LAMONGAN,Patrolihukum.net — Postur Anggaran Pendapatan dan Belanja Daerah (APBD) Kabupaten Lamongan Tahun Anggaran 2025 kembali memantik sorotan tajam. Data terbaru Sistem Informasi Keuangan Daerah (SIKD) yang masuk per 5 Desember 2025 menunjukkan adanya anomali besar pada pendapatan daerah serta seretnya penyerapan belanja, yang menimbulkan pertanyaan serius mengenai kualitas perencanaan dan pengelolaan anggaran pemerintah setempat.
Anomali paling mencolok terdapat pada pos Retribusi Daerah. Realisasinya tercatat mencapai Rp 240,15 miliar, jauh melampaui target yang hanya Rp 18,62 miliar. Dengan demikian, pencapaian retribusi menembus 1.289,41%, atau surplus sebesar Rp 221,53 miliar dari target awal—sebuah angka luar biasa yang jarang terjadi dalam tata kelola fiskal daerah.

Kondisi ini menuai kritik karena menunjukkan dua kemungkinan serius:
- Kelalaian fatal dalam penginputan data keuangan publik, atau
- Perencanaan pendapatan yang disengaja dibuat sangat rendah, yang berpotensi menyesatkan publik terkait kredibilitas APBD.
Sementara itu, realisasi Belanja Daerah juga menjadi sorotan. Hingga awal Desember, serapan belanja baru mencapai 76,42%, atau Rp 2,49 triliun dari total anggaran Rp 3,26 triliun. Artinya, terdapat Rp 768,67 miliar dana pembangunan yang belum terserap menjelang tutup tahun anggaran.
Serapan rendah ini berpotensi besar membuat berbagai program pelayanan publik, pembangunan infrastruktur, serta kegiatan strategis di Lamongan tidak terselesaikan tepat waktu. Ekonomi lokal juga dinilai berisiko stagnan karena anggaran yang idealnya menggerakkan sektor produktif tidak benar-benar beredar di masyarakat.
Pada saat yang sama, pos Lain-Lain Pendapatan Asli Daerah yang Sah terpuruk dengan realisasi hanya 19,33% dari target. Dari pagu Rp 352,83 miliar, pemerintah daerah baru mampu mengumpulkan Rp 68,20 miliar, menyisakan selisih sebesar Rp 284,63 miliar potensi pendapatan yang hilang.

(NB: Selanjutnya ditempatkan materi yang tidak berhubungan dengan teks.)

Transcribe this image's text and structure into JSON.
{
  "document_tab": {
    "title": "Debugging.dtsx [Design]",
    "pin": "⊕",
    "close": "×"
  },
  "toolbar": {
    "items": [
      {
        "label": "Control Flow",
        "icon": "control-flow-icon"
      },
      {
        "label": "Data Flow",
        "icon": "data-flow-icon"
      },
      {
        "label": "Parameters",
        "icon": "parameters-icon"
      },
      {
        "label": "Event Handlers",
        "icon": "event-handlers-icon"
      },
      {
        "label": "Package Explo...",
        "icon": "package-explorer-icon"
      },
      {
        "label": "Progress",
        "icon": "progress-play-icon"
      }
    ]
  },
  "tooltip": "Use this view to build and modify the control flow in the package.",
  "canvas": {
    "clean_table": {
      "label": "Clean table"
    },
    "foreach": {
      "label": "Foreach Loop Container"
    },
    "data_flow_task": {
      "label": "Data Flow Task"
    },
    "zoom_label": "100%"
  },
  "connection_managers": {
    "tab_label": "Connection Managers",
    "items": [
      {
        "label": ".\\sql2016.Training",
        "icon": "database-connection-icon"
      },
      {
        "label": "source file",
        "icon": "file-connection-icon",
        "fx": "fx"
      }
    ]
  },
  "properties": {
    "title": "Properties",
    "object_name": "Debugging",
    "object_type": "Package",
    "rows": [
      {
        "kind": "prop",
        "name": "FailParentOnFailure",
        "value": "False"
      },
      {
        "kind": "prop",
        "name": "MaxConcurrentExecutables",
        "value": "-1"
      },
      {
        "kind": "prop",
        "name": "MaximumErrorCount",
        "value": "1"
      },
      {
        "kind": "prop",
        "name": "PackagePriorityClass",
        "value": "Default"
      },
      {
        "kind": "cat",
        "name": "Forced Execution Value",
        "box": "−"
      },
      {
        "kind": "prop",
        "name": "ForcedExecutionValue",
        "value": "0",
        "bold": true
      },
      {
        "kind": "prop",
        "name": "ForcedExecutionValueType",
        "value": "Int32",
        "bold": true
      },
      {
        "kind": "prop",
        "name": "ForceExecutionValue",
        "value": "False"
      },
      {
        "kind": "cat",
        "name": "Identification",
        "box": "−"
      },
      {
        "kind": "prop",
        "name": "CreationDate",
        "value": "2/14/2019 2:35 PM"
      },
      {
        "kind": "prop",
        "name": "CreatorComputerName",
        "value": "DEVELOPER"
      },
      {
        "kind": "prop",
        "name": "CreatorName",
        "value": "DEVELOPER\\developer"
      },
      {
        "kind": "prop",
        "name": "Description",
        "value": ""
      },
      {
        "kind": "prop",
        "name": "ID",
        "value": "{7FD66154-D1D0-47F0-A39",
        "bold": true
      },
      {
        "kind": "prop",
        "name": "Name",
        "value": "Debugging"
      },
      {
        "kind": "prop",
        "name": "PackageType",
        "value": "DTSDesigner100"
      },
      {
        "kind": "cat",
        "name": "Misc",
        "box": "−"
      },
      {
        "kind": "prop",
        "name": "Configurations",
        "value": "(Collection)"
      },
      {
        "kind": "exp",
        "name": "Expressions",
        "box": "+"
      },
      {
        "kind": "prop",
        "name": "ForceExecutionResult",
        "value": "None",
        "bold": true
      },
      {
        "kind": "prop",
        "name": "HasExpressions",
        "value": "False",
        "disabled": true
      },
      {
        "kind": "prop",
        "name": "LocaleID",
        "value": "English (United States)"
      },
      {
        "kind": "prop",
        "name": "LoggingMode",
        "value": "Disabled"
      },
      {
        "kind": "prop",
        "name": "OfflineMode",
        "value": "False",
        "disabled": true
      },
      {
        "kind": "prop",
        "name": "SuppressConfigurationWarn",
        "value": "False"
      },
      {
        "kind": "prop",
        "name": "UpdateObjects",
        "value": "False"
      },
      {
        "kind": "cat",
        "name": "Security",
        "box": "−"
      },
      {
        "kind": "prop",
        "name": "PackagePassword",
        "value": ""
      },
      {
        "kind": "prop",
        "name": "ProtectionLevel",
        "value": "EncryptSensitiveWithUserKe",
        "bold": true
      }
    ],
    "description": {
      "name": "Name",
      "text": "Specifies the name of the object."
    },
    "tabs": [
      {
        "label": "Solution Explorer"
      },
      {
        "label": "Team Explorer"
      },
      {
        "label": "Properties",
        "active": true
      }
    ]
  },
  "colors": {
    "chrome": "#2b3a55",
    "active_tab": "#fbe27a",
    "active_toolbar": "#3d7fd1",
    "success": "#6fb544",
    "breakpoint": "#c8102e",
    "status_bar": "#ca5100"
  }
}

Para analis anggaran menilai kondisi tersebut dapat menjadi indikator lemahnya kinerja pengumpulan PAD serta minimnya akurasi perencanaan fiskal Pemkab Lamongan.
Di sisi lain, data SIKD juga mencatat adanya surplus realisasi anggaran sebesar Rp 391,57 miliar, yang muncul dari selisih Pendapatan (Rp 2,88 triliun) dan Belanja (Rp 2,49 triliun). Namun surplus tersebut dipandang sebagai “surplus semu”, karena bukan lahir dari efisiensi, melainkan dari belanja yang gagal dieksekusi sesuai rencana pembangunan daerah.
Surplus semacam ini berpotensi menambah angka Sisa Lebih Pembiayaan Anggaran (SiLPA) yang menumpuk dari tahun ke tahun. Alih-alih menggerakkan ekonomi atau meningkatkan layanan publik, dana tersebut justru mengendap dan tidak memberikan manfaat langsung kepada masyarakat.
Sejumlah pihak menilai bahwa Tim Anggaran Pemerintah Daerah (TAPD) dan Badan Pengelola Keuangan dan Aset Daerah (BPKAD) sebagai pihak teknis perencanaan dan pelaksana APBD harus memberikan klarifikasi resmi kepada publik. Transparansi dinilai krusial untuk menjelaskan:
- Alasan terjadinya lonjakan anomali retribusi hingga 1.289,41%.
- Penyebab gagalnya pencapaian target Lain-Lain PAD yang Sah (19,33%).
- Mengapa serapan Belanja Daerah tertinggal Rp 768,67 miliar dari rencana awal.
- Dampak keterlambatan realisasi belanja terhadap sektor strategis seperti kesehatan, pendidikan, pelayanan dasar, hingga pembangunan infrastruktur.
Kondisi ini, sebagaimana tercatat dalam data periode Januari–Desember 2025 yang diterima SIKD per 5 Desember, mencerminkan perlunya evaluasi menyeluruh terhadap perumusan APBD, mekanisme penyerapan kegiatan, serta koordinasi antar-SKPD.
Publik kini menunggu langkah tegas Pemkab Lamongan untuk mengurai anomali tersebut secara terbuka, demi memastikan bahwa anggaran daerah kembali dijalankan sesuai prinsip akuntabilitas, efektivitas, dan manfaat nyata bagi masyarakat.